Wanda Ferrell and Kenneth Elkin were married at Elk, Nev. on Oct 16. They were honored at a dinner at the Frank Zuger Home Saturday evening.
One Hundred Years Ago
October 28, 1921
The ladies of the Aloha Club entertained at the home of Mrs. W. B. Shaffer on 4th Street Friday afternoon, Oct. 21. There were 80 guests. The decorations were red geraniums, autumn leaves and salvia. Refreshments were served later in the afternoon.
Miss Dorothy Johnson (of Huntsville) daughter of Mr. and Mrs. Lawrence Johnson entertained a number of her friends Monday in honor of her seventh birthday. Little folks present were Jean Harsh, Bonnie Hawks, Pauline Fullerton, Gwendolyn Leid, Verla Piatt, Orleta Piatt, Hazel Buroker, Vivian Keiser, Nona Crawford, Helen Johnson, Laurence Fullerton, Wane Fullerton, Harold Duncanson, Virgil Duncanson, and the little hostess.
One Hundred Twenty-Five Years Ago
October 30, 1896
An extra wheat train consisting of 27 loaded and six empty cars, was derailed near Wallula on Tuesday morning. The fireman and head brakeman were killed outright while the engineer had his shoulder dislocated. A broken rail was the cause.

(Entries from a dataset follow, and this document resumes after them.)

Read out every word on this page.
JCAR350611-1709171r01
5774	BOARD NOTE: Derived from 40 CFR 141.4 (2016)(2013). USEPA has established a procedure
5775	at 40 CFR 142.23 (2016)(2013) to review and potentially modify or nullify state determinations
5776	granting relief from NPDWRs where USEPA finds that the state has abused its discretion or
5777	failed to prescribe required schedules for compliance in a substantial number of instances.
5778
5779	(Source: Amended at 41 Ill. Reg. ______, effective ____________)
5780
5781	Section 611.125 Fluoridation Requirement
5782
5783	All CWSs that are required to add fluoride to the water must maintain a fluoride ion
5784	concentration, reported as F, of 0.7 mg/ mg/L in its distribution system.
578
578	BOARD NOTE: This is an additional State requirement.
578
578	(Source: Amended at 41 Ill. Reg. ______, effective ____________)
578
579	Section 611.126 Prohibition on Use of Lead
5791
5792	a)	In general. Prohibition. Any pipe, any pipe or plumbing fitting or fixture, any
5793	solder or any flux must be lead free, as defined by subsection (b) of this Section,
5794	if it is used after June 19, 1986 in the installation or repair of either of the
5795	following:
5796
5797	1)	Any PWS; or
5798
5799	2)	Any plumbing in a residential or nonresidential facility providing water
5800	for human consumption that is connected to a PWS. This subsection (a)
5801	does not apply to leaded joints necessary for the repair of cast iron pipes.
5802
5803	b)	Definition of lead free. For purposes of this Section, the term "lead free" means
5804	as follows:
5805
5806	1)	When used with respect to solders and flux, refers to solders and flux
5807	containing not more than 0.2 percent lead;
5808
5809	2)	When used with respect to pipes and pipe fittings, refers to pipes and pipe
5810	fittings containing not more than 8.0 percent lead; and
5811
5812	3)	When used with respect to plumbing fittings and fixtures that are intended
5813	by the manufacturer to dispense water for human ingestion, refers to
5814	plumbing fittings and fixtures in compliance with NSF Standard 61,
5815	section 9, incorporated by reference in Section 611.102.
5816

The Northwest Horticulturist says: the first wheat ever sown in the state of Washington was put in the ground now occupied by Mr. C. L. White’s nursery, Walla Walla; the seed cost $5 per bushel, it having been brought from the Dalles, Oregon, on mules, in 1859. It was sown by John A. Simms and numerous are the stories related of the fabulous amounts he made on his venture.